Bleu azur ou pervenche, mauve pâle, lavande et pêche, le ciel déploie une aquarelle de nuances pastelles qui s'estompent et s'entremêlent, troublées çà et là par quelques nuages laiteux qui flottent paresseusement. Les rangées de sarment s'étendent à perte de vue, striant la colline de vert et or. Je m'arrête un instant, et inspire pleinement les effluves d'herbes et de terre sèche, pour que cet air pénètre au plus profond de mes cellules. C'est une béatitude sereine, dans une réalité hors du temps.

Mes sandales à la main, je ferme les yeux pour mieux apprécier la sensation de mes pieds nus sur le sol chaud. Un souffle léger caresse mon visage et fait danser quelques mèches de mes cheveux, rafraîchissant l'air encore si lourd il y a à peine quelques heures. Les grillons grésillent, emplissant le silence d'un chant familier.

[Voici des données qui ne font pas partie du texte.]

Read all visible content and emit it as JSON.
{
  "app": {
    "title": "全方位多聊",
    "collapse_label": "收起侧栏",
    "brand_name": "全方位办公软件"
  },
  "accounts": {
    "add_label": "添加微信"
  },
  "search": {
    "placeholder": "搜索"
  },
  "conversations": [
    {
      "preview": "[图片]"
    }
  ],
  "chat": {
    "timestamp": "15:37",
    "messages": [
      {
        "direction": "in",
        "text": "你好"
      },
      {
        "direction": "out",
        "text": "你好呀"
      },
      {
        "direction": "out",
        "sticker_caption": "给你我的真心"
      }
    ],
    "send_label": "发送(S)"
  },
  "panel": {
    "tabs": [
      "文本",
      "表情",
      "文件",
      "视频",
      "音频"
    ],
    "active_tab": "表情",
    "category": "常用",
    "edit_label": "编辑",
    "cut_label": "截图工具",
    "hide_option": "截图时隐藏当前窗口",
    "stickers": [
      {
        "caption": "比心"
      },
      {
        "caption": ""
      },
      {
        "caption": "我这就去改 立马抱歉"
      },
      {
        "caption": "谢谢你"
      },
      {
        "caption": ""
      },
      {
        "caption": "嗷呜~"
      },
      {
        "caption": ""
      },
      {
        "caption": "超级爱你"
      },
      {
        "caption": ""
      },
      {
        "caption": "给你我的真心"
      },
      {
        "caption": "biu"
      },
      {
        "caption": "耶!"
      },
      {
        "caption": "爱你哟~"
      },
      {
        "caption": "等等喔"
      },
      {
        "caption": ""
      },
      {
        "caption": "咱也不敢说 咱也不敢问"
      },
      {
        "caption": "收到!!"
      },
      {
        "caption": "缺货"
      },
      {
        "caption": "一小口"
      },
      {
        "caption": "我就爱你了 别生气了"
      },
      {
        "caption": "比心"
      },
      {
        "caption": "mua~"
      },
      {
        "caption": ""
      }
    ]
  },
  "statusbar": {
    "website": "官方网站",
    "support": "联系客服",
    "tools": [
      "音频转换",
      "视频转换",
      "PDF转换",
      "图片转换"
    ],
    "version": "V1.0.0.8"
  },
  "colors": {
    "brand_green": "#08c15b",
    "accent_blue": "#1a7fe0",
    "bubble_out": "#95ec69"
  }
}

A la croisée des deux sentiers, comme seule au monde, je redécouvre mon petit coin de paradis, émerveillée d'y trouver à chaque fois un trésor qui fait vibrer tout mon être sur la même fréquence. Un sentiment de plénitude m'envahit, comme une vague d'effervescence qui afflue, me submerge et m'inonde avec fougue. Je m'enivre de l'état et du lieu. J'ai l'impression d'être entière, totale et invulnérable; pourtant, j'ai conscience que tout cela ne tient qu'à un fil. Je profite fébrilement de cette impression d'intégrité retrouvée, ce sentiment d'être, à cet instant enfin, pleinement vivante.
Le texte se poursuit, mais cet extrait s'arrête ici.